For many photographers, Adobe products have become an essential part of their workflow, other solutions exist for sorting and processing images, and many carry noise removal options. Unfortunately, I don’t use Adobe products, instead, I use Corel Aftershot Pro for organising and Paintshop pro for editing my images.
The following images were shot at 6400ISO on a Canon 70D at f/2.8 and 1/200th seconds.
With Aftershot pro, you have the Perfectly clear Noise removal option, it works quite well and for mild noise does a good job. But for a few more options we look at what Corel Paintshop pro can do.
With Corel’s Paintshop Pro, you have a ‘One-Step Noise Removal Tool’, one simple click on from the menu and all the hard work is done for you. It’s not a bad result if you don’t want to over-edit the images. You can see the effect of noise removal in the slight blurring of the image, often therefore further processing will be needed to sharpen the image again.
If you like to be more hands-on then the Digital Noise Removal Tool will allow you to alter the prominence of either small pixels, medium size pixels or large pixels, this allows you to have more control over which areas you adjust and can be used to reduce the amount of blurring that occurs as part of the noise removal process.
The digital raw removal tool in Paintshop pro is essentially a cut-down version of the Topaz labs Detail Plugin. Topaz gives you a whole host of bells and whistles, as well as many presets. You can spend a lot of time adjusting the noise and can adjust large medium and small pixels as well as adjusting the highlight and shadow areas separately.
But the issue with all these solutions is that they are a fix-all solution. That is to say, they don’t know or even care what camera the image came from and rely on the skill of the user to judge when each slider is set in the right place or are just an algorithm to cover all noise in one go. But, there is another option.
Don’t forget about the software that comes with your camera.
You may, like many of us do, think that you know your cameras better than anyone else. Well, I’m sorry but the camera manufacturer has to be considered the number one expert when it comes to your camera. They built the camera, they built the sensor, so nobody is going to understand the noise from the sensor better than the people who made it. And they even provide you with in-camera noise reduction software as well as applications for your computer.

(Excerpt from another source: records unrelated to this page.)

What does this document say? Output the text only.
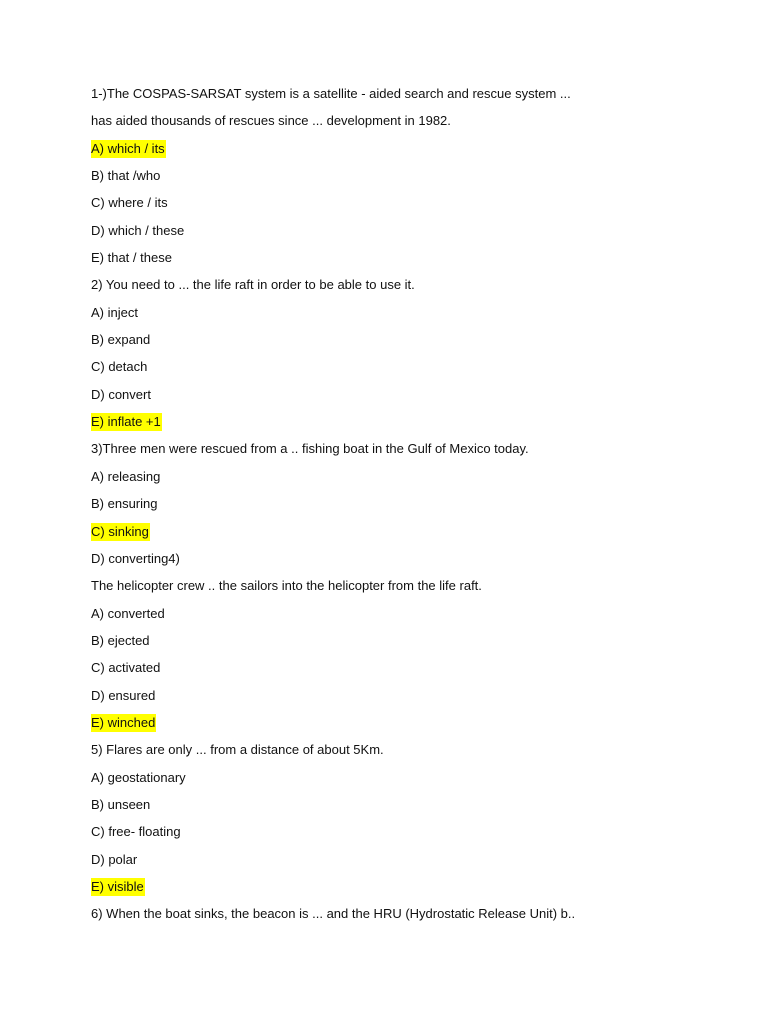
1-)The COSPAS-SARSAT system is a satellite - aided search and rescue system ...
has aided thousands of rescues since ... development in 1982.
A) which / its
B) that /who
C) where / its
D) which / these
E) that / these
2) You need to ... the life raft in order to be able to use it.
A) inject
B) expand
C) detach
D) convert
E) inflate +1
3)Three men were rescued from a .. fishing boat in the Gulf of Mexico today.
A) releasing
B) ensuring
C) sinking
D) converting4)
The helicopter crew .. the sailors into the helicopter from the life raft.
A) converted
B) ejected
C) activated
D) ensured
E) winched
5) Flares are only ... from a distance of about 5Km.
A) geostationary
B) unseen
C) free- floating
D) polar
E) visible
6) When the boat sinks, the beacon is ... and the HRU (Hydrostatic Release Unit) b..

The in-camera software provides processing which helps produce jpegs straight out of the camera. Do you remember that your camera can make jpegs? Well, your camera will have noise reduction settings, which if you shoot in Jpeg will be transferred to the final image, making them cleaner straight out the camera. However, when the RAW files are exported to your computer, they contain the sensor data and data about the camera settings. Third-party programs such as lightroom, after shot Photoshop or PaintShop Pro, ignore this information completely. They just don’t know what to do with the camera’s noise reduction setting and as there are so many different cameras, a fix-all noise solution rather than a camera-specific solution is going to be employed.
If you are shooting in a low light High ISO situation your best option would be to import and initially process the images using the software that came with the camera. That software is going to be specifically designed for your sensor and is not a fix-all algorithm. The last 2 pictures of this article show the difference between the image processed through the Camera’s own software (top) and the raw file (bottom). Certainly even at 6400ISO my trusty Canon 70D can still make a reasonable image when processed the right way.